Le Conseil constitutionnel a rendu le 6 mai 2021 une décision relative à l’incapacité d’exercer les fonctions d’éducateur sportif en cas de condamnations pénales. Un requérant a soulevé une question prioritaire de constitutionnalité concernant les dispositions du code du sport prohibant l’exercice professionnel après certains délits routiers. Le Conseil d’État a transmis cette contestation au juge constitutionnel par une décision du 12 février 2021 en raison du grief portant sur la liberté d’entreprendre. L’auteur de la saisine soutenait que l’interdiction définitive instituée méconnaissait la gravité des faits commis ainsi que les conditions concrètes d’exercice des fonctions. Il appartient au Conseil constitutionnel de déterminer si une telle incapacité automatique constitue une atteinte disproportionnée à la liberté constitutionnelle d’exercer une activité professionnelle. La haute juridiction écarte le grief en estimant que l’objectif de moralisation de la profession justifie cette mesure malgré son caractère automatique et pérenne. L’analyse portera d’abord sur la légitimité de l’interdiction professionnelle avant d’examiner les garanties procédurales assurant la proportionnalité de la sanction administrative.
I. La légitimité de l’incapacité professionnelle au regard de l’objectif d’intérêt général
A. La protection de l’éthique et de la sécurité des pratiquants
Le législateur a souhaité « garantir l’éthique des personnes qui entraînent les pratiquants » ou encadrent des activités physiques pour assurer leur sécurité immédiate. Cette volonté repose sur l’influence particulière que les éducateurs sportifs exercent nécessairement sur les usagers, notamment les mineurs, dans le cadre de leur pratique. Le Conseil valide cette intention en soulignant que la moralité des encadrants constitue un motif impérieux d’intérêt général justifiant une restriction à l’exercice professionnel. L’incapacité s’applique largement aux éducateurs bénévoles ou rémunérés afin de couvrir toutes les situations de contact avec le public sportif. Cette finalité sociale doit néanmoins s’accorder avec les principes constitutionnels régissant la liberté d’exercer une activité économique.

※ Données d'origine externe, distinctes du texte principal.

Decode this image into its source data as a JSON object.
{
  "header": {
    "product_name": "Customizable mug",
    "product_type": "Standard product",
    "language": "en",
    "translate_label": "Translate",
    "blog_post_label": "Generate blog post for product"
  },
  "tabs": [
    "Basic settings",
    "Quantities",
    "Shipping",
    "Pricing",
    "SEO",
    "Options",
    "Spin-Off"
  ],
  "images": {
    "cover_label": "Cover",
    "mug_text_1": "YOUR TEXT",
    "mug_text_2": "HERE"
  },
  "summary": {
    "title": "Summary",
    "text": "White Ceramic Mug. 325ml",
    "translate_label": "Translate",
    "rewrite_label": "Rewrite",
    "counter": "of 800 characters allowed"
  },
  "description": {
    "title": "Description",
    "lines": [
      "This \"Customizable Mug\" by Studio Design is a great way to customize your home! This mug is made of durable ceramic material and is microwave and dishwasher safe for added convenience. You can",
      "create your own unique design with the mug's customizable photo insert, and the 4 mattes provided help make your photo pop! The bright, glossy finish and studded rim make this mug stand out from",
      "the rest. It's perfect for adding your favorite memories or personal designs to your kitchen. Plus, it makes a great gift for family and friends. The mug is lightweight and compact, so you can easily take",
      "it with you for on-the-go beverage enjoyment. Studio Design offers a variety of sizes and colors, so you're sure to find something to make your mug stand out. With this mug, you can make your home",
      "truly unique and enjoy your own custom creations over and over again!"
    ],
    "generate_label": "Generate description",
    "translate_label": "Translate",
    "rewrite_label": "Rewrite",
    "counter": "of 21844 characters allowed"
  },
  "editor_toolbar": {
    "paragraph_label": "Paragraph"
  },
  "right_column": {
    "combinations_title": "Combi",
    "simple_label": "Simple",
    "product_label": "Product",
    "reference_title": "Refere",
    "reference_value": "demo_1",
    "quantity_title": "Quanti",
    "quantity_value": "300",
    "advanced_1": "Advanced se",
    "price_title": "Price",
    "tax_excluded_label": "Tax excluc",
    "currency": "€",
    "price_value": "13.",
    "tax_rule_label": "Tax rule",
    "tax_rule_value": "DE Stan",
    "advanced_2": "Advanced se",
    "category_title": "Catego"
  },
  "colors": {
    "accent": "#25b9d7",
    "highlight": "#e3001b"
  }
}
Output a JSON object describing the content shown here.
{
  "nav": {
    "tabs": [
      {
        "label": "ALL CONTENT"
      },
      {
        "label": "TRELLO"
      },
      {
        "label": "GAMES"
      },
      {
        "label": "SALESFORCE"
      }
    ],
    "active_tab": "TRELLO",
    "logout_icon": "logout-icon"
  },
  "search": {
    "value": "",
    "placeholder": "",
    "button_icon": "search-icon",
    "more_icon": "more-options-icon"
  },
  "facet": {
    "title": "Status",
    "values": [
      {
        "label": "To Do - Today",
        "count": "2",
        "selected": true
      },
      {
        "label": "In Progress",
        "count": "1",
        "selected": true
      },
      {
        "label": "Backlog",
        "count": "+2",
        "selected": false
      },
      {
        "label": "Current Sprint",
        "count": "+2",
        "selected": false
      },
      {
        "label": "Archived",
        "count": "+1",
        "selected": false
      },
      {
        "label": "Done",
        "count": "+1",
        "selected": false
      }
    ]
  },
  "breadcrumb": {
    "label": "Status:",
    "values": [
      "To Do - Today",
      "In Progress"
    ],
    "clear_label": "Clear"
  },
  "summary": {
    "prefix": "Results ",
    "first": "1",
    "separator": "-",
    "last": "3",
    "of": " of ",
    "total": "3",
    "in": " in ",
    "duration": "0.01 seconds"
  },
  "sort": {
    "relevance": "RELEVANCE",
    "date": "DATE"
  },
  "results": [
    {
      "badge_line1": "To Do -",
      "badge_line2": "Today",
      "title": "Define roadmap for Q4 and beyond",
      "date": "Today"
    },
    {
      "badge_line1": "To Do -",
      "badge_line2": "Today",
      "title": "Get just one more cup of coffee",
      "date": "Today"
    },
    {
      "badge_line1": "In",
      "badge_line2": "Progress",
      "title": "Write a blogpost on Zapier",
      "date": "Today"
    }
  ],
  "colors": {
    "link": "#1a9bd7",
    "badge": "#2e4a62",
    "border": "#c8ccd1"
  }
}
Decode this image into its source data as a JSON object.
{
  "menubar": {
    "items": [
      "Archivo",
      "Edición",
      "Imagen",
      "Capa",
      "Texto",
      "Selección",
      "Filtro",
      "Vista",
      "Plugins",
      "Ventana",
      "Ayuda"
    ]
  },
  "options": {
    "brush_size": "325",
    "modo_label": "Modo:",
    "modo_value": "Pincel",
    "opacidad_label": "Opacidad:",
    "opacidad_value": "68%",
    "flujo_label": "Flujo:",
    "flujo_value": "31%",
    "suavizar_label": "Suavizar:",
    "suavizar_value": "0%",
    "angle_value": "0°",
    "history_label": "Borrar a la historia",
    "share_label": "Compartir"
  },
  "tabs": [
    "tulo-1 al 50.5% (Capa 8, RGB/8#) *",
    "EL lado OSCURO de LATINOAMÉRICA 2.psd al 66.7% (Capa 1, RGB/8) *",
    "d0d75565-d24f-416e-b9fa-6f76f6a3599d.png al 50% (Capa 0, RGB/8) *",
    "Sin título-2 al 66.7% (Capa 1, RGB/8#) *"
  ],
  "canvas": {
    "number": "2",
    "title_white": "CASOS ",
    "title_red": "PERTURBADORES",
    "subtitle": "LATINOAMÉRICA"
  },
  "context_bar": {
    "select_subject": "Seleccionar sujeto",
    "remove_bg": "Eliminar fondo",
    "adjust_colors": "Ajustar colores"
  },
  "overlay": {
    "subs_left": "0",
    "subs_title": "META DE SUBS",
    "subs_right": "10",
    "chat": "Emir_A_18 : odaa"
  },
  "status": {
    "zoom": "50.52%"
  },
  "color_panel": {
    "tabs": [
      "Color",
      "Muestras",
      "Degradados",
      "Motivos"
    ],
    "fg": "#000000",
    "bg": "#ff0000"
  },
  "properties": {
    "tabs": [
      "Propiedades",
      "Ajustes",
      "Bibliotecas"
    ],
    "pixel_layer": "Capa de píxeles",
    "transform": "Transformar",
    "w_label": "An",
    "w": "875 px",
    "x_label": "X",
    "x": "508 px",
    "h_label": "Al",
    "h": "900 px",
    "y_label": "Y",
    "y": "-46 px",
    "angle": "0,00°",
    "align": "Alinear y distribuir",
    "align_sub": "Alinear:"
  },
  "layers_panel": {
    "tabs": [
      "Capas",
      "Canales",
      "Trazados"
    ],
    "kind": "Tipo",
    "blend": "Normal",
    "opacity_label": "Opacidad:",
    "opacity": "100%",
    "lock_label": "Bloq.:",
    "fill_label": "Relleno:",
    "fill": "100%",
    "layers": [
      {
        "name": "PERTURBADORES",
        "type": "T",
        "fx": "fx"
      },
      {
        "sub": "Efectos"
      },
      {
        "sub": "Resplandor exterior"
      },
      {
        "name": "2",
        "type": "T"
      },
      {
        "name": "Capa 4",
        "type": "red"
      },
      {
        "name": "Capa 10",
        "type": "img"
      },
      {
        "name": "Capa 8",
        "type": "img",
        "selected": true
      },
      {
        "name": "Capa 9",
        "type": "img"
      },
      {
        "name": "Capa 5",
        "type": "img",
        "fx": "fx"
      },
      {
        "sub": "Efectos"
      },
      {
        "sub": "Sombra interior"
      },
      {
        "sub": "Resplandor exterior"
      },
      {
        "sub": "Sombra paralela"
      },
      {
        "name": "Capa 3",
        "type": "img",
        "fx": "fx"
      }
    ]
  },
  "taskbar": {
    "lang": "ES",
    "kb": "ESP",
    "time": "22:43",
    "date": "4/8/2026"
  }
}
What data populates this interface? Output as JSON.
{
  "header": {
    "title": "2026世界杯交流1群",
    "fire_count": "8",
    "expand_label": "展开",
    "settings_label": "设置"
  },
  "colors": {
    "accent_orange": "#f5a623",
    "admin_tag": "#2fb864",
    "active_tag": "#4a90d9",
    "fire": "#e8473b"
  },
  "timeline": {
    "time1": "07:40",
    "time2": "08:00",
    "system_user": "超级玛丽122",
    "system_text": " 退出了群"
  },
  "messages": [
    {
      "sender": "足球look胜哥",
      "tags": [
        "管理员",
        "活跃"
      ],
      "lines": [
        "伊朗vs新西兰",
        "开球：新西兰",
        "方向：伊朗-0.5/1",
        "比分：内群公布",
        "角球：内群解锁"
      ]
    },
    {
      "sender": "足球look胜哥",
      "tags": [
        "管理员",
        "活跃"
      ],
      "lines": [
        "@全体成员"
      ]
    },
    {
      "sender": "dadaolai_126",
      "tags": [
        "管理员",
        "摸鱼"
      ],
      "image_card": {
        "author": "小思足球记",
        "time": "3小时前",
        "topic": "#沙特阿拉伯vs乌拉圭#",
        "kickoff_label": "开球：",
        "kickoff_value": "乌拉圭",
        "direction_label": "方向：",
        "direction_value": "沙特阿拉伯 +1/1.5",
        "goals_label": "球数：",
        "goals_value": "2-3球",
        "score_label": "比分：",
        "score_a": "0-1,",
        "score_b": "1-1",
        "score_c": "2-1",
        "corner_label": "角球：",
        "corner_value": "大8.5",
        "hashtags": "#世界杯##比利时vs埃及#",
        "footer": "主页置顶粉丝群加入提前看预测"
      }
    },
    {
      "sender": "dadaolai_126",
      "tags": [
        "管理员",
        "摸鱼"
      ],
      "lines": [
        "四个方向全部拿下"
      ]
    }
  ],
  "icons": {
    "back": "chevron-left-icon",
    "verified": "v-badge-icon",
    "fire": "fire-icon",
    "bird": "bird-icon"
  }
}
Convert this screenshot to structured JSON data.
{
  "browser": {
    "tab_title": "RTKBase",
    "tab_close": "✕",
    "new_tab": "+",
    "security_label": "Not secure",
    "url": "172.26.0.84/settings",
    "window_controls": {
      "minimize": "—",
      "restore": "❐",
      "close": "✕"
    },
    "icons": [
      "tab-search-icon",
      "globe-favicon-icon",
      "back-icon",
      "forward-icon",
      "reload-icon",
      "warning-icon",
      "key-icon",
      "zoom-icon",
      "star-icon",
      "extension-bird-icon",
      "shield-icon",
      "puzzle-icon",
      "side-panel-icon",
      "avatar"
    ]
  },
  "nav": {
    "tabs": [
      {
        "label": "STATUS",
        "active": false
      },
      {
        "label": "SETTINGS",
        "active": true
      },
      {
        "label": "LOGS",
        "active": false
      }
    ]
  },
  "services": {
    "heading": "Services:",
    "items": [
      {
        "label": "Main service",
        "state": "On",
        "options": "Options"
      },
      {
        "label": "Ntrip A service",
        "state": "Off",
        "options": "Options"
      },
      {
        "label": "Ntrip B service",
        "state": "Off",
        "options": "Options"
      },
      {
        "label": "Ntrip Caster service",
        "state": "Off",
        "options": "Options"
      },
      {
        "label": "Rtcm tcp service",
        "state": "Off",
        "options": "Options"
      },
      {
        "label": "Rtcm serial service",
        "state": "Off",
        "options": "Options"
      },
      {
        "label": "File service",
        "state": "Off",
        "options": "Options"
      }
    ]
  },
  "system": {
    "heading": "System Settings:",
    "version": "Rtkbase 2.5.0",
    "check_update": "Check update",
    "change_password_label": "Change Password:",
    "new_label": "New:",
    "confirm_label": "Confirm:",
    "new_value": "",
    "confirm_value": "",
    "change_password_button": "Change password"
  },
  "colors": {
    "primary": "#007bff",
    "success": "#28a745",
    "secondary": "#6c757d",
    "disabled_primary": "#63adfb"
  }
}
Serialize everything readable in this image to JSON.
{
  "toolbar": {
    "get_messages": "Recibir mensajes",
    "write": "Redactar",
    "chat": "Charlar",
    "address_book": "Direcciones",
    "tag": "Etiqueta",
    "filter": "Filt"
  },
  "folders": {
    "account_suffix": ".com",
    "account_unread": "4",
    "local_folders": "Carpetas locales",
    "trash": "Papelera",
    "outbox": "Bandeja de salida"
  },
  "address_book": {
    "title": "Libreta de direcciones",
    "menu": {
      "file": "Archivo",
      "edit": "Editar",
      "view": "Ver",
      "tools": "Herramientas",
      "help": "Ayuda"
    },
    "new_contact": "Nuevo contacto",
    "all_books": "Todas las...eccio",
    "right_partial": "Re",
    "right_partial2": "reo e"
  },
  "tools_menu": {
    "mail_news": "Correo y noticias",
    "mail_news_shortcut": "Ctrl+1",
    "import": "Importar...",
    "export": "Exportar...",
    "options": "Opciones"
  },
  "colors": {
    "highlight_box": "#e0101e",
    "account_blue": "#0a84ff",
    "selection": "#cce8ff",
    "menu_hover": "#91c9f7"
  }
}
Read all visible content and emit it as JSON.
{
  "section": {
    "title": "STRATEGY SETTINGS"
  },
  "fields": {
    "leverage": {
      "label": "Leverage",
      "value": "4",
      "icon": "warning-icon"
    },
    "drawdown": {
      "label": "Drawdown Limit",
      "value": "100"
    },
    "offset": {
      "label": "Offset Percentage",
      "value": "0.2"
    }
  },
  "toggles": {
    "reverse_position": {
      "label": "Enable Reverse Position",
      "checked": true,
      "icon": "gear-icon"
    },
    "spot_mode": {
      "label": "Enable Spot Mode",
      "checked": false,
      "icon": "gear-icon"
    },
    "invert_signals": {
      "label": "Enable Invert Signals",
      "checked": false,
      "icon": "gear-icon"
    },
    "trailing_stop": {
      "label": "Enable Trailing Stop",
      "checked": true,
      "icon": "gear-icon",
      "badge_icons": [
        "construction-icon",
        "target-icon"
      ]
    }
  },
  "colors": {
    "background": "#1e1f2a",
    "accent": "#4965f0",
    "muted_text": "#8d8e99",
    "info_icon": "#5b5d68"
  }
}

B. La conciliation nécessaire avec la liberté d’entreprendre
La liberté d’entreprendre, déduite de l’article 4 de la Déclaration de 1789, n’est pas absolue et peut subir des limitations liées à des exigences constitutionnelles. Ces restrictions sont admissibles si elles ne portent pas une « atteinte disproportionnée au regard de l’objectif poursuivi » par le texte législatif contesté. En l’espèce, l’interdiction professionnelle est la conséquence directe d’une condamnation pour conduite après usage de stupéfiants ou refus de se soumettre aux dépistages. Le juge constitutionnel considère que le lien entre l’infraction routière et l’exigence d’honorabilité professionnelle ne contrevient pas manifestement aux principes de la liberté économique. La validité de la mesure dépend alors directement de l’existence de mécanismes juridiques permettant de moduler la rigueur de l’interdiction automatique.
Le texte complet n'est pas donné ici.